Таким, естественно, оказался голубой мягкий. Ни один из здешних
пассажиров не бросился к его тамбуру, и проводник даже не потрудился
откинуть на захолустной станции - "стоянка 3 минуты" - прикрывающую
ступеньки железную площадку.
Зачем руки пачкать, если его немногочисленные пассажиры едут "от и
до" и только законченный дурак вздумает платить за три часа езды сумму,
которую местный колхозник вряд ли сможет заработать, распродав на
городском рынке все свои скромные товары: мороженую рыбу, сало, пару
ведер картошки, деревянные ложки и катанные из бурого войлока валенки.
Но, подчиняясь правилам, важный проводник в застегнутом на все
пуговицы черном кителе все же стоял в тамбуре, держа перед собой
свернутый желтый флажок. Шестаков коротко, повелительно взмахнул рукой,
и он с готовностью отступил назад, открывая вход.
Нарком поднялся в тамбур, пропустил перед собой Власьева, который,
нарочито сутулясь, придерживая на плече вещмешок, прошмыгнул мимо
проводника. Словно как бы арестованный или просто подневольный человек,
а уже потом Шестаков поднес к глазам проводника свою книжечку.
- До Москвы. Этот - со мной. На свободное? Или в коридоре посидим?
- Конечно, конечно. Третье купе совсем пустое. И пятое тоже...
- В третье и сядем. Да вот еще, пивка у тебя найдется? - Шестаков
достал из кармана смятую десятку. Мол, ехать - дело служебное, а в
остальном мы не злоупотребляем.
- Сей момент. У меня кончилось, так я в ресторан сбегаю. Не
извольте беспокоиться... Чайку тоже можно, если желаете.
Поезд, постепенно набирая ход, все чаще загромыхал по стыкам.
Шестаков снял шапку, расстегнул пальто, откинулся на синюю бархатную
спинку дивана.
- А ничего вроде получилось, - улыбнулся он сведенными морозом
губами. - Я и не думал... Непривычно как-то.
- Неплохо получилось.
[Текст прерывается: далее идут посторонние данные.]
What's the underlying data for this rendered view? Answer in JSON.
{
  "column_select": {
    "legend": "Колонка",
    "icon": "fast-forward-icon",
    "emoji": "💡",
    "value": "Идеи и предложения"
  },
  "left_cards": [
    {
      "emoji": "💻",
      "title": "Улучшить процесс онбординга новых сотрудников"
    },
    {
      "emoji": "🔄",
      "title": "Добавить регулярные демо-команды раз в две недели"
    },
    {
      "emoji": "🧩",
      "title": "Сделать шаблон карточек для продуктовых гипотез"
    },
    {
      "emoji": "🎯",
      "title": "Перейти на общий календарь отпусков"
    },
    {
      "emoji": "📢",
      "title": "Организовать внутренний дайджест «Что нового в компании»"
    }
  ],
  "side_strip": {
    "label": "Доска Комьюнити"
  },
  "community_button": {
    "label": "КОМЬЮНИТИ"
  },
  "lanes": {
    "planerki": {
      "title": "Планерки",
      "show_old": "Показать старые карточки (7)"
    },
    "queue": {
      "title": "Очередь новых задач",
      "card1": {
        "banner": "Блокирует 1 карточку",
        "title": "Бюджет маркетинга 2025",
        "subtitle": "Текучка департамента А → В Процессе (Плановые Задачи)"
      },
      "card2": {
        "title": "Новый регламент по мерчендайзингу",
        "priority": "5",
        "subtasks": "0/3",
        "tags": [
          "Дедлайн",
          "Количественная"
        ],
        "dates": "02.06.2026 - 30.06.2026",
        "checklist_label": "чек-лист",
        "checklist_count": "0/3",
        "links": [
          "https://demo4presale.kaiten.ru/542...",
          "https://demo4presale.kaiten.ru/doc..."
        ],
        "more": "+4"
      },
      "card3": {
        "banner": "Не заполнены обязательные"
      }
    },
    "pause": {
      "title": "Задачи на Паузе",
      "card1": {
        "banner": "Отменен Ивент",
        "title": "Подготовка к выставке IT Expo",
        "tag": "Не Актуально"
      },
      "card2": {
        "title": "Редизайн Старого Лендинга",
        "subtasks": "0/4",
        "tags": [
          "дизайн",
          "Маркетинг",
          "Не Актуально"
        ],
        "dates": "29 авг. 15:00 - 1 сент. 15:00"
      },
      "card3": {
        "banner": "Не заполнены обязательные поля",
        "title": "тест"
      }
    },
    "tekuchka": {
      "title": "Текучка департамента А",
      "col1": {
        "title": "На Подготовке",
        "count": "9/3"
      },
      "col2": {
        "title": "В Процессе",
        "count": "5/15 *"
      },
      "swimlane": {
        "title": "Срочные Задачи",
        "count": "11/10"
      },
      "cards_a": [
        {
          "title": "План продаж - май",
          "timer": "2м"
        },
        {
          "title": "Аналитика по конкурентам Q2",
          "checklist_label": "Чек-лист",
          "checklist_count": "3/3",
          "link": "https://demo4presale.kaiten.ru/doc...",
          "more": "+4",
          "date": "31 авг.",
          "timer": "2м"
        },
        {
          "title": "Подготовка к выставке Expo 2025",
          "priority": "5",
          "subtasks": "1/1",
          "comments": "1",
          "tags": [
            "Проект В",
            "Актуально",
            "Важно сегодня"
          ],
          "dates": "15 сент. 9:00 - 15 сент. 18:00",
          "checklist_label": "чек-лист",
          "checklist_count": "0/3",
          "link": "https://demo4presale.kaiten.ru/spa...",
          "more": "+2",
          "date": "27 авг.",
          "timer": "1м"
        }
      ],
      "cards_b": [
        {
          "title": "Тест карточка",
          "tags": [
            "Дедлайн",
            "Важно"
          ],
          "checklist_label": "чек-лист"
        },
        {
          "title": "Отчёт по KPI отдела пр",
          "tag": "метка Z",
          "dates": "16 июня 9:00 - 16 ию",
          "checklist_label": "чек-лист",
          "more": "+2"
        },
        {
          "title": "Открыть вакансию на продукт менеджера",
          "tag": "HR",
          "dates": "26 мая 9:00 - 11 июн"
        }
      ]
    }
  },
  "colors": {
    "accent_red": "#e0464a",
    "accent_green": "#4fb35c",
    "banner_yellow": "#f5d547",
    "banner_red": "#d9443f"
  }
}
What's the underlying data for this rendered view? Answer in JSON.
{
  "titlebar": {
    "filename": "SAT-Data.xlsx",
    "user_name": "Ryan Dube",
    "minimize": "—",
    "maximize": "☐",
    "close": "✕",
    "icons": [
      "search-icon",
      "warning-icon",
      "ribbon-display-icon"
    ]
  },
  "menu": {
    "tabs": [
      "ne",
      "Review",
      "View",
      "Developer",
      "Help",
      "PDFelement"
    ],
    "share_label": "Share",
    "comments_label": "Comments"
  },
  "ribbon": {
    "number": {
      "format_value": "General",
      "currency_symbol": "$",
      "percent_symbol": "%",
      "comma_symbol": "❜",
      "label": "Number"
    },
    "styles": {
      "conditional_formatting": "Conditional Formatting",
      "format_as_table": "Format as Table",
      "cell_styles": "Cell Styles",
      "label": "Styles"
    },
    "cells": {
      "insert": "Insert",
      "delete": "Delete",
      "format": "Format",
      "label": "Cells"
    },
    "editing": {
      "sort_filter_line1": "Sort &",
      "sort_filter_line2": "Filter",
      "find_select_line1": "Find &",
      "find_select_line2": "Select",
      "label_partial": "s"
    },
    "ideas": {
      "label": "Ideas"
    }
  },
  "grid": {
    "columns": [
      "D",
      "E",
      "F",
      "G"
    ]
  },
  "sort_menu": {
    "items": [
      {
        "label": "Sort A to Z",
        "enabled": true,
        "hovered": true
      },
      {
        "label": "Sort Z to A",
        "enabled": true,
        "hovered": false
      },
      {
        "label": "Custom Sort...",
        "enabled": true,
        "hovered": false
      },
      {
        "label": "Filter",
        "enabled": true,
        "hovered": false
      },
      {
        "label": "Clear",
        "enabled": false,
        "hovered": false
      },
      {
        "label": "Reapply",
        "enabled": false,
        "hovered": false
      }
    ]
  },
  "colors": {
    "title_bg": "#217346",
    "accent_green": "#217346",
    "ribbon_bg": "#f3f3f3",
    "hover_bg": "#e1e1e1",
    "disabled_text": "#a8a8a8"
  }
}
Вообще вы мне все больше нравитесь.
Проявилось в вас, на самом деле, нечто этакое, черт меня возьми,
гардемаринское. Лихое и дерзкое. Будто действительно в старое время
возвращаемся.
Нуте-с, пока проводник пиво принесет, можно и водочки еще выпить, и
перекусить. И вправду хочется, да и натуральней будет выглядеть.
Разложили на чистом, из дому прихваченном полотенце, поверх
казенной крахмальной салфетки, нехитрую дорожную еду, Власьев разлил
самогон в мятые алюминиевые стаканчики, чокнулись, выпили, поморщились,
выдохнули с хеканьем, закусили разрезанной пополам луковицей, потом
стали есть неторопливо и со вкусом, поглядывая в окно на заснеженный лес
и радуясь, что пока все идет хорошо. Неплохо, вернее сказать, чтобы не
сглазить.
До Москвы ехать часа четыре еще, а то и больше, можно и подремать
немного в тепле и уюте мягкого купе. Только не получалось у Шестакова
расслабленно задремать, как раньше бывало в дороге. Зудело и ныло в душе
странное, ранее неведомое ощущение. Причем это не было страхом перед
будущим или раскаянием за прошлое. Что-то совершенно другое. Он
постарался понять это незнакомое чувство. Примерно такое он испытывал,
впервые попав за границу в служебную командировку в Германию.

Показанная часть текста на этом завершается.